71 However as SP300 contended, Senior Tribunal Member Balding made no finding as to the particular value of garage No 3. Rather, she found that there was no valuation evidence given by an independent expert in accordance with the Tribunal’s Expert Witness Code of Conduct, and that evidence of value from Mr Reen was flawed because he was a party to the proceedings and not an independent expert complying with the Code.
72 Senior Tribunal Member Balding stated that:
- “Even if the by-law offered more than the market value of the benefit conferred by the by-law this does not determine the issue. The “interests” of the lot owners in the use and enjoyment of the common property is not just a commercial one, there are benefits which flow which are not just based on the market value of the part of the common property that is to be alienated, particularly where there is competition among the lot owners for a limited facility such as parking on the common property.”
73 In conclusion, Senior Tribunal Member Balding stated:
- “In dealing with the errors made by the Adjudicator I have addressed many of the issues required to be determined as to whether the owners corporation has unreasonably refused to make the proposed by-law having regard to the interest of the lot owners in the use and enjoyment of the common property and having regard to the rights and reasonable expectations of the Reens.
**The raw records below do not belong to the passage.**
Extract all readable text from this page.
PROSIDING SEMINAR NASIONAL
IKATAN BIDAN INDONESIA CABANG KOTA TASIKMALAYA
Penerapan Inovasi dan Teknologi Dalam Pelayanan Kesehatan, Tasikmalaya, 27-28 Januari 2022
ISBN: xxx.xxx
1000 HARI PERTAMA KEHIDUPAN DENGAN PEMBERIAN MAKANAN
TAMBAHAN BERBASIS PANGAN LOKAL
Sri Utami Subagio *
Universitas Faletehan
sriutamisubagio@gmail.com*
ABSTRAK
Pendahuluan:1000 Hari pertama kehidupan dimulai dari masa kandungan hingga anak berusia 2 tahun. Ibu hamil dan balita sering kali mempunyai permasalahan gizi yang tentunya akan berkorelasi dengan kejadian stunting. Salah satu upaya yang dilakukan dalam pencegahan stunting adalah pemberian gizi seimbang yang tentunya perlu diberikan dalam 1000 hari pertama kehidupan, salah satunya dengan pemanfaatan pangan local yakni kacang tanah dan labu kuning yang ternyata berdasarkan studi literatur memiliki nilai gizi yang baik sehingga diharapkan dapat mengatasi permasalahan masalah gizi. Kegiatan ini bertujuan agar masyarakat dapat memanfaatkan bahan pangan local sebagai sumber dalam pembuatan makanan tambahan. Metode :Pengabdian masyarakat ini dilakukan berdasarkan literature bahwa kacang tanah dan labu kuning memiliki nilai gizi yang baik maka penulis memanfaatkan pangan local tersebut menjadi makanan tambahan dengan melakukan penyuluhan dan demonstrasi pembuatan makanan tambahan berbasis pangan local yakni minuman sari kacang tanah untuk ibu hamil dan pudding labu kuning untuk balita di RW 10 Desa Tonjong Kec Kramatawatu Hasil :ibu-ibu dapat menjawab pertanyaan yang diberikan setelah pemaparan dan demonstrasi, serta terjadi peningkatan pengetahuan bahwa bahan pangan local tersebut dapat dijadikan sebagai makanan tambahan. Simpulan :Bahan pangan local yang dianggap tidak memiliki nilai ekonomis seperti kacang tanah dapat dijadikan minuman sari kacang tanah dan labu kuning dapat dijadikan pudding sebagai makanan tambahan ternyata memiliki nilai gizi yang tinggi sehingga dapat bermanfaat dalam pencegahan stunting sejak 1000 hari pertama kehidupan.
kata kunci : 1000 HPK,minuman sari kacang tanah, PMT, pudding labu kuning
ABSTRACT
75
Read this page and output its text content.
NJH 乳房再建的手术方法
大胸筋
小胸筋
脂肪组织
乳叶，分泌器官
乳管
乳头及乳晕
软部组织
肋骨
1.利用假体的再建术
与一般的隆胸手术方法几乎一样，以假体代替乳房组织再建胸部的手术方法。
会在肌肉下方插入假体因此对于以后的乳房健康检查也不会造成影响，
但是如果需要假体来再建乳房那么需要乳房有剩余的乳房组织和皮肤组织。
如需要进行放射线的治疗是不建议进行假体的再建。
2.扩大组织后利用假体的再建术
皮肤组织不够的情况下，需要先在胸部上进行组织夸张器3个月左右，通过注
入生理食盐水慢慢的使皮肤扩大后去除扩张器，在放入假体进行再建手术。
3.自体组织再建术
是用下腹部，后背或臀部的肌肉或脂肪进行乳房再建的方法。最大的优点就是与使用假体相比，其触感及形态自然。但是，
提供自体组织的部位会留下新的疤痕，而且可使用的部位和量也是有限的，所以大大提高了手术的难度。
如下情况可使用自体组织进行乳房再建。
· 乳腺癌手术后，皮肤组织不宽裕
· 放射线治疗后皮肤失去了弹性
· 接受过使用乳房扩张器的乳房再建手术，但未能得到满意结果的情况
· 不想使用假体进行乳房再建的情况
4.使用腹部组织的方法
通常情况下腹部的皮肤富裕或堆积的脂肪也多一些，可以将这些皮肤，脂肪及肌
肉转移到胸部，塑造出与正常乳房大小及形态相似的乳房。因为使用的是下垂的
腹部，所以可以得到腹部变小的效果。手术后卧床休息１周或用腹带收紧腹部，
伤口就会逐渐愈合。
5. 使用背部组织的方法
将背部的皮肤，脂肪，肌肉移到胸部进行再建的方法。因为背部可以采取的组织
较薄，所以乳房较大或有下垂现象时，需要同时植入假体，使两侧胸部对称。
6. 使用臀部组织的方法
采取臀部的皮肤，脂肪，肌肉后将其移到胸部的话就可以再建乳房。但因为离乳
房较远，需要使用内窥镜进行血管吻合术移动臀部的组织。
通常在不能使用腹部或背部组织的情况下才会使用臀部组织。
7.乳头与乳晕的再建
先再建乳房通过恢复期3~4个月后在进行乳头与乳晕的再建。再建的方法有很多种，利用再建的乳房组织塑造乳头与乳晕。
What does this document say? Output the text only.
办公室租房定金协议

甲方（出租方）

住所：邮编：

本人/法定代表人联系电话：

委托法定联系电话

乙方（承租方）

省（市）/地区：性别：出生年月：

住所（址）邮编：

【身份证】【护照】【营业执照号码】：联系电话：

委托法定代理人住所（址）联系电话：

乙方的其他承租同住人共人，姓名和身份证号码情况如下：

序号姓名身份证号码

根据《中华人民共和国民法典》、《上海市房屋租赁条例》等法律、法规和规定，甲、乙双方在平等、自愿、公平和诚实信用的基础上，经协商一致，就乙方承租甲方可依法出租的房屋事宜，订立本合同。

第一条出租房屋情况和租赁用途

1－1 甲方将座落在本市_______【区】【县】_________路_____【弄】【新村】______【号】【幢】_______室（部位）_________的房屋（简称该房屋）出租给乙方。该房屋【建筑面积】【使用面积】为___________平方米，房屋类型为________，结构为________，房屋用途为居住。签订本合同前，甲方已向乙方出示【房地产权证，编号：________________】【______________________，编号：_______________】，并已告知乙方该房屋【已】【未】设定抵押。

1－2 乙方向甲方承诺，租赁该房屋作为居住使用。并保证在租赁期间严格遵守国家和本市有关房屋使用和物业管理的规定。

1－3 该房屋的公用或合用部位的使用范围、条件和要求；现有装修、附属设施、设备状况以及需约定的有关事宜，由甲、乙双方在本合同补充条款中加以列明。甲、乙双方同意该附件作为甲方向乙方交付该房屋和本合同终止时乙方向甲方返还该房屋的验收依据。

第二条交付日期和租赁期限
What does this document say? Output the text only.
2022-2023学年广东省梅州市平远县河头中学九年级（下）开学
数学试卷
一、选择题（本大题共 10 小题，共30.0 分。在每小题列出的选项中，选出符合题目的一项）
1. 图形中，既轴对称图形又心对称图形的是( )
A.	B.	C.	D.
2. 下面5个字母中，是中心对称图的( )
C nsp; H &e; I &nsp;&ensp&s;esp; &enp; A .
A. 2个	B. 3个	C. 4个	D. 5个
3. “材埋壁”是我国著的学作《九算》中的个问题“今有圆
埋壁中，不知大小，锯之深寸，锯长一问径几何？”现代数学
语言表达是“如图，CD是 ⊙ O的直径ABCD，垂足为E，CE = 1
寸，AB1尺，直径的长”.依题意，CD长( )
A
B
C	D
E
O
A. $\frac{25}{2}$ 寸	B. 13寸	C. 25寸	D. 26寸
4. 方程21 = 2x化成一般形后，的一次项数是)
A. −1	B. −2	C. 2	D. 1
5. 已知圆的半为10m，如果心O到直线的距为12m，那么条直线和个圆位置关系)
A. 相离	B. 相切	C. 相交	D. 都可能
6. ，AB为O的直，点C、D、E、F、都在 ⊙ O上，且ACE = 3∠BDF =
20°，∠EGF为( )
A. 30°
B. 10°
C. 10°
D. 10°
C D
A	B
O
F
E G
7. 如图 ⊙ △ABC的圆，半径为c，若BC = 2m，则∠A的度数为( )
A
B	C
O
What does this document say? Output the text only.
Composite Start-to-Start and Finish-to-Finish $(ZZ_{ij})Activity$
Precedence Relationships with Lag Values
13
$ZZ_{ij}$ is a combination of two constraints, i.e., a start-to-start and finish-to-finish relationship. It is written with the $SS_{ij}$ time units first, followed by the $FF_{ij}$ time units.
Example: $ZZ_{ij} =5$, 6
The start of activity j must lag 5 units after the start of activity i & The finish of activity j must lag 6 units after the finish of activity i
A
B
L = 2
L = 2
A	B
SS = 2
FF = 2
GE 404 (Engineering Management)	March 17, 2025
- In my view the matters set out by the lot owners in particular Ms Yule as their reasons as to why they voted against the by-law for the most part provide a sound basis for rejecting the by-law and outweigh the rights and reasonable expectations of the Reens.
- For these reasons I am satisfied the orders of the Adjudicator should be set aside and the order made as above.”
74 In my view the Senior Tribunal Member applied the correct statutory test set out in s 158(2). It was open to the Senior Tribunal Member to come to the decision that she did. The Senior Tribunal Member did not address irrelevant considerations in exercising her discretion. There is no error of law. Hence, it is not necessary to consider the matters raised in the notice of contention. The appeal is dismissed. The orders of Senior Tribunal Member Balding dated 29 May 2008 are affirmed. The amended summons filed 28 July 2008 is dismissed.
75 In my view, the parties have taken up a vast amount of the Tribunal and Court’s time, incurred a large amount of legal costs and have not had any success resolving their problems with car parking. If the parties were minded to approach the resolution of this matter with a spirit of co-operation they may be able to mediate a compromise.
76 Costs are discretionary. Costs normally follow the event. The plaintiffs are to pay the first defendant’s costs as agreed or assessed.
The Court orders
(1) The appeal is dismissed.
(2) The orders of Senior Tribunal Member Balding dated 29 May 2008 are affirmed.
(4) The plaintiffs are to pay the first defendant’s costs as agreed or assessed.(3) The amended summons filed 28 July 2008 is dismissed.